The pallbearers, from the Royal Air Force's Queen's Fleet Colour Squadron, dressed in dark grey uniform and wearing black arm bands, slowly raised the coffin to shoulder height, turned and moved slowly away, the setting sun glinting on their immaculately polished shoes.

They slow marched the coffin the 117 steps to the hearse, followed by two escorts with ceremonial swords and a wreath bearer, carrying a single wreath from the Spencer family.

Prince Charles swept a hand through his hair as Diana's sisters stepped into a waiting Daimler to follow the hearse on its journey to an undisclosed mortuary.
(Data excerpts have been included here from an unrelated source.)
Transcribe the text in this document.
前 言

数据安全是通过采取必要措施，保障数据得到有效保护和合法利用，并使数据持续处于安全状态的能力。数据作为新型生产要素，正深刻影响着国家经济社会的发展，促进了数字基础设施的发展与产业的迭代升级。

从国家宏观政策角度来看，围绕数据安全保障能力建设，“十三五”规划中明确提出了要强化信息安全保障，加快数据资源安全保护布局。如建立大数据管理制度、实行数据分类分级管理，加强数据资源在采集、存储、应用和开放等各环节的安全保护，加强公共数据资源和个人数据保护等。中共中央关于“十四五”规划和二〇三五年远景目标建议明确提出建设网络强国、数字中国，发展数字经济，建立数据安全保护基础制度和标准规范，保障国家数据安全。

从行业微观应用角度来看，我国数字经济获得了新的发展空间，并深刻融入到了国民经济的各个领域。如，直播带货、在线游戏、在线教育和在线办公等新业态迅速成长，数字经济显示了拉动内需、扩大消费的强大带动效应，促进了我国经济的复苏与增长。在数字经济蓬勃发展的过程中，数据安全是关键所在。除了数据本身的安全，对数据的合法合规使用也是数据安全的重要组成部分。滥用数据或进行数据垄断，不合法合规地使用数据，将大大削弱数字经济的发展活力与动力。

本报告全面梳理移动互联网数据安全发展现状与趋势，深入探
Diana had been returned to a country she sometimes seemed to hate - she often said the only reason she stayed in Britain was to be near her two sons; she had planned to return to Kensington Palace yesterday morning, to be reunited with William and Harry after her holiday.

Stiff-backed, Prince Charles then spoke to Tony Blair, the Prime Minister, and to George Robertson, the Secretary of State for Defence. Among the waiting dignitaries were Lord Airlie, the Lord Chamberlain, head of the Queen's Household and the Base's chaplain, dressed in a striking scarlet robe - a single splash of colour among the black suits.

Prince Charles, looking serious but composed, had fiddled nervously with his cufflinks during the coffin's slow procession. He walked back to the waiting plane to return to Balmoral - Buckingham Palace said he was "going back to the boys".

Tony Blair and the other dignitaries waited until the plane was airborne before dispersing, leaving the tarmac once again to the wind and the setting sun. It had taken just 12 minutes for Diana to arrive home.

Their plane had touched down at RAF Northolt some 18 hours after her fatal accident in Paris yesterday morning.

Outside the air base, hundreds of people craned through wire mesh fences and laid bunches of flowers outside the main gates.

A crowd of about 200 photographers, camera crew members and journalists kept well back behind the crash barriers as they watched the solemn arrival of the princess's coffin.